In a big step forward for regenerative medicine, a 24-year-old man who lost most of his esophagus to an aggressive infection following a car wreck has grown a replacement. Although paralyzed from the neck down, the man is now able to swallow and eat normally and maintain his weight after many years of struggling with a severely damaged esophagus.
Scientists have been experimenting with ways to replace damaged and diseased limbs and organs with the help of regenerative medicine, but this life-saving procedure was the first one successfully used in a human patient. All other options had been exhausted.
To reconstruct the esophagus, a team of doctors at the Medical College of Wisconsin in Milwaukee, led by Professor Kulwinder Dua, used an FDA-approved stent (wire mesh tube routinely used to keep clogged arteries open) and combined it with a commercially available extracellular tissue matrix (used for tissue and organ repair and regeneration). This scaffold was then sprayed with platelets obtained from the patient himself to provide a cocktail of growth factors that would jump-start the healing process. The idea was to grow a new esophagus that would be composed partially of external materials and partially of the patient’s own tissues.
Things did not go smoothly at first. The stent became clogged with a disorganized growth of tissue and had to be removed a few years later when the patient started having trouble with swallowing. But the esophagus then went on to heal beautifully.
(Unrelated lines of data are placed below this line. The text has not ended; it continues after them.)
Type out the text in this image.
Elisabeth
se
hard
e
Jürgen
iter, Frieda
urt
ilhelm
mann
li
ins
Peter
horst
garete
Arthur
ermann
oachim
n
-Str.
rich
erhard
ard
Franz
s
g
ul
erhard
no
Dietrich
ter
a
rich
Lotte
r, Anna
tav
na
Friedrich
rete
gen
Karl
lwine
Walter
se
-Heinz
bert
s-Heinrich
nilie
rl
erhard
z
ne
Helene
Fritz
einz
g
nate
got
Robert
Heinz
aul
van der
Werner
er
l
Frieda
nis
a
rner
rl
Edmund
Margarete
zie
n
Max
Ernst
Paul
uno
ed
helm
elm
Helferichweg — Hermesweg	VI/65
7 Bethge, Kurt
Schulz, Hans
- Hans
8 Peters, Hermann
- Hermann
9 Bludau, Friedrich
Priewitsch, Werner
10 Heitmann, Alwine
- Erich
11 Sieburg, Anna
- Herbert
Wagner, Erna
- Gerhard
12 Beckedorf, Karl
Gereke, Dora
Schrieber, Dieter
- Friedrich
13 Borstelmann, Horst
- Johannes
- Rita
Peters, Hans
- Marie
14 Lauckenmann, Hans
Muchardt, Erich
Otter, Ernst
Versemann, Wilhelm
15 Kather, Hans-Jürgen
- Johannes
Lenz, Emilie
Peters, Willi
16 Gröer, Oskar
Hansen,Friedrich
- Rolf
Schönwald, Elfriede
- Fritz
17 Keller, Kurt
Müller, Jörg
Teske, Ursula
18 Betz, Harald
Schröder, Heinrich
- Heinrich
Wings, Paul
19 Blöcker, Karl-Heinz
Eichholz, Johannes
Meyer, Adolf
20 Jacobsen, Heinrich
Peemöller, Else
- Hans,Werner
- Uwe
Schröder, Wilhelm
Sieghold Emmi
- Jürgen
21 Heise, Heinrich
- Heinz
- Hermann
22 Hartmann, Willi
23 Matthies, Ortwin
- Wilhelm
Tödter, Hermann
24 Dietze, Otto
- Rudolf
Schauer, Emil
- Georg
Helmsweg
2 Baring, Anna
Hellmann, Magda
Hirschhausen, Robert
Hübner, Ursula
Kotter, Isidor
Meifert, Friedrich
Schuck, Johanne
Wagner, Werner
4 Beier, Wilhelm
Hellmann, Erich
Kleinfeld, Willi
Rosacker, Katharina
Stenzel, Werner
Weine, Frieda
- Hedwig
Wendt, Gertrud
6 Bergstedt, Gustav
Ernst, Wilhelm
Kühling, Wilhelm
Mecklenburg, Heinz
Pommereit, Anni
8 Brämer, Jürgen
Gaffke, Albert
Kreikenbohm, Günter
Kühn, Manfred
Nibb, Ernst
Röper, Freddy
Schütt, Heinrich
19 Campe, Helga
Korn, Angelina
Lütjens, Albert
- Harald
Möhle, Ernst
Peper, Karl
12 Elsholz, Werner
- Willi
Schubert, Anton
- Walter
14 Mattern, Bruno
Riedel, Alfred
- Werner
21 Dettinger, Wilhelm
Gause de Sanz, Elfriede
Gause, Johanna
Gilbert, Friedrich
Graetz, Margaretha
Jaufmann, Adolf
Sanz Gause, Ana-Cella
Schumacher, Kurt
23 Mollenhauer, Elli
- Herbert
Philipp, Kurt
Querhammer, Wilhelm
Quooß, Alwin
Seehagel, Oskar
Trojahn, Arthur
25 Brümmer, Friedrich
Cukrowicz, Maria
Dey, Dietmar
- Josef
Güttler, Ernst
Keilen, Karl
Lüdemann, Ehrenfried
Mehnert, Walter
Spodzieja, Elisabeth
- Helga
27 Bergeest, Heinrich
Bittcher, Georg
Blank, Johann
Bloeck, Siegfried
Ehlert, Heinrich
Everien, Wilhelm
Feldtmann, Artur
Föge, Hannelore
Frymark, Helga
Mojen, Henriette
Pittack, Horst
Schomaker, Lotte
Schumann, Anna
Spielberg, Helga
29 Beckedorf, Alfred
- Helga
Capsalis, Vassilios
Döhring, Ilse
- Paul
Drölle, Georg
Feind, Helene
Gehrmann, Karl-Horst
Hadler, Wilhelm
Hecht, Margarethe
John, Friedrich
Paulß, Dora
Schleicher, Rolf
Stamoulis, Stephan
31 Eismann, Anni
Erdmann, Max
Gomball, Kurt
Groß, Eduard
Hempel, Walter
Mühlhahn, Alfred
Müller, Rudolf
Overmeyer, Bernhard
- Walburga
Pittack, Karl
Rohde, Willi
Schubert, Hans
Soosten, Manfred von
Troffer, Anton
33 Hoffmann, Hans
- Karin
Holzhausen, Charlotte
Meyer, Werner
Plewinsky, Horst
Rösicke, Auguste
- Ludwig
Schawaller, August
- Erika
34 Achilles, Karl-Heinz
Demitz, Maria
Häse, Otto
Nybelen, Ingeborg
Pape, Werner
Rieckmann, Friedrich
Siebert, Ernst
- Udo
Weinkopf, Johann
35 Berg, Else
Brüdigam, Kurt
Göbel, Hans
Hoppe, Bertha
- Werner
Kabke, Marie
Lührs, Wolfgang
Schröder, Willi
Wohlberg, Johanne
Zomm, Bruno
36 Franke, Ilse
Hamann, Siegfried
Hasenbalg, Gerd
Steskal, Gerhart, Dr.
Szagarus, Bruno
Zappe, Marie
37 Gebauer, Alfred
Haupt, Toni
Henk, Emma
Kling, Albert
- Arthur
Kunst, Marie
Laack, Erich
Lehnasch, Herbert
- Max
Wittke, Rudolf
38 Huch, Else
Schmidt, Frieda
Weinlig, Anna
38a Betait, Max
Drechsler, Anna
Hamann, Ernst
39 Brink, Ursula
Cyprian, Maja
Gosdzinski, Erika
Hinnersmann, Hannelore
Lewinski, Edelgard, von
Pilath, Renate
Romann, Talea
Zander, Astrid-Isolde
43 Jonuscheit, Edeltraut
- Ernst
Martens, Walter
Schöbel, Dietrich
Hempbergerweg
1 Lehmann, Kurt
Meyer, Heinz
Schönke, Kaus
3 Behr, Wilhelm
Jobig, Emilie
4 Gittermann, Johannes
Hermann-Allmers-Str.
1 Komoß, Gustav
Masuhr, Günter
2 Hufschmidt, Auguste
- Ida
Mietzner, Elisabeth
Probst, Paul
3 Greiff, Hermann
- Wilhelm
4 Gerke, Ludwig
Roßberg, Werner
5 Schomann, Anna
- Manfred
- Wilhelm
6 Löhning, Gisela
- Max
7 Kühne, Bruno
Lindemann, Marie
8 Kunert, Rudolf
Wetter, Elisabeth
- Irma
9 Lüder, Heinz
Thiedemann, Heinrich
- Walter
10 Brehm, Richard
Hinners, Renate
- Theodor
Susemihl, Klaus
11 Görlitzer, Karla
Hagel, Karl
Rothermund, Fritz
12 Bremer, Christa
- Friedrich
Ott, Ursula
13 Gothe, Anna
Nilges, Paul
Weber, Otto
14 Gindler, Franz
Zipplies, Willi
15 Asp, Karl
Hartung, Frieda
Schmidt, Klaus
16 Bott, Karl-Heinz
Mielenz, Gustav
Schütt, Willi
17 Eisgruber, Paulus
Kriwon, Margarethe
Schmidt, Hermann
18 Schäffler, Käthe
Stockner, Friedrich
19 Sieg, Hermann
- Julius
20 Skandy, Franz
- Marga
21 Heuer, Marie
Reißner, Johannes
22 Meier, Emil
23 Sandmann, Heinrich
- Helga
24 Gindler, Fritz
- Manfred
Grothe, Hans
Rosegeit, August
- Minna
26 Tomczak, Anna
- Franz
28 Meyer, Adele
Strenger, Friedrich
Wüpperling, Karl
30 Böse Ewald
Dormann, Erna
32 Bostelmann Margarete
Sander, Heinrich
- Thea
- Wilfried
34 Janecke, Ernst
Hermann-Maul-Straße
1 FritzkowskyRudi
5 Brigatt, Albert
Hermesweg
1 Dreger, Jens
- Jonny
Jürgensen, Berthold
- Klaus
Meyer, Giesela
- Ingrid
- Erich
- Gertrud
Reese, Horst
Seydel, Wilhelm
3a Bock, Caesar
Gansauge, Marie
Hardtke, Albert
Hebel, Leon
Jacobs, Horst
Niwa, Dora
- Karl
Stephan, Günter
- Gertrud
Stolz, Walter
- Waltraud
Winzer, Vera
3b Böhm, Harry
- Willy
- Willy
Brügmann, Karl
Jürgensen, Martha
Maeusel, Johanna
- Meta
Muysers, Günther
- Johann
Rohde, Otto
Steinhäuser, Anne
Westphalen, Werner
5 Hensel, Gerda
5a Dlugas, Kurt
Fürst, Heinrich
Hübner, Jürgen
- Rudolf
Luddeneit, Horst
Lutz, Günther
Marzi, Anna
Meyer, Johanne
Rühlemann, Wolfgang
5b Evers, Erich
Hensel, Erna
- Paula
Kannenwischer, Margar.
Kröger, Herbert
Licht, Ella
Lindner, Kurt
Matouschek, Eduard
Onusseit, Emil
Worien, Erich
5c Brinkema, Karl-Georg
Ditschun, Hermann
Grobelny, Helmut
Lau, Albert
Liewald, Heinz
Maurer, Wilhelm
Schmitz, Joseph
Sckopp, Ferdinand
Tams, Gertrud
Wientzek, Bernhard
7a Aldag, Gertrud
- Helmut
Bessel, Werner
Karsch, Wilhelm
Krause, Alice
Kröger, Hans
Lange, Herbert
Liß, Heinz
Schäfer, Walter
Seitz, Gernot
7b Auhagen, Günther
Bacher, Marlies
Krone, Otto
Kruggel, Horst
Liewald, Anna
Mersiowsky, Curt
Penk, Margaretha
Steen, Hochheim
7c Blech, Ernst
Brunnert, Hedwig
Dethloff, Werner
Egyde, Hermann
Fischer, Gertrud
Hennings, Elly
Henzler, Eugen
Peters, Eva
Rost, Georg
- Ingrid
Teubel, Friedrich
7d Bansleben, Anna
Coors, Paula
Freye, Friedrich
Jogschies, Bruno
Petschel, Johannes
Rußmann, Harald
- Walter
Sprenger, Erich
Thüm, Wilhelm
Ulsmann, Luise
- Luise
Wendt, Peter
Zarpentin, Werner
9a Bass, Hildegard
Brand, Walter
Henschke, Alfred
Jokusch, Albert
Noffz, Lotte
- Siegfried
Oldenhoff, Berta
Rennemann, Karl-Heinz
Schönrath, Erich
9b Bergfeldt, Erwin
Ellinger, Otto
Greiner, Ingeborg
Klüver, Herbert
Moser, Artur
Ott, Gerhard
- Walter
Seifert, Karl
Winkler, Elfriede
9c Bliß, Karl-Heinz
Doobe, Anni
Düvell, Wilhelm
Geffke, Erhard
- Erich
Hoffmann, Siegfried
Seven years following reconstruction and four years after stent removal, the patient is eating a normal diet and has no problems swallowing.
With cancer of the esophagus increasing worldwide, this technique has a potentially more extensive application. Currently, malignant esophageal pathology is treated with radical surgery to remove the esophagus, a procedure that is invariably associated with a severely compromised quality of life and high morbidity and mortality.
Regenerative medicine procedures such as this use biological and synthetic scaffolds to remodel and regrow functional tissue. For patients with patch defects and anastomoses (surgical connections) in the esophagus, extracellular matrix (ECM) has successfully been used to reinforce repairs and prevent the formation of strictures (narrowing). These ECM scaffolds are able to completely restore normal function and maintain a disease-free esophagus after removal of cancer. What the regenerative medicine approach to biomaterial-mediated esophageal repair will enable is a more aggressive removal of cancerous tissue without the need for radical surgery and its associated complications. While the procedure is far from becoming a routine operation, this initial success is encouraging.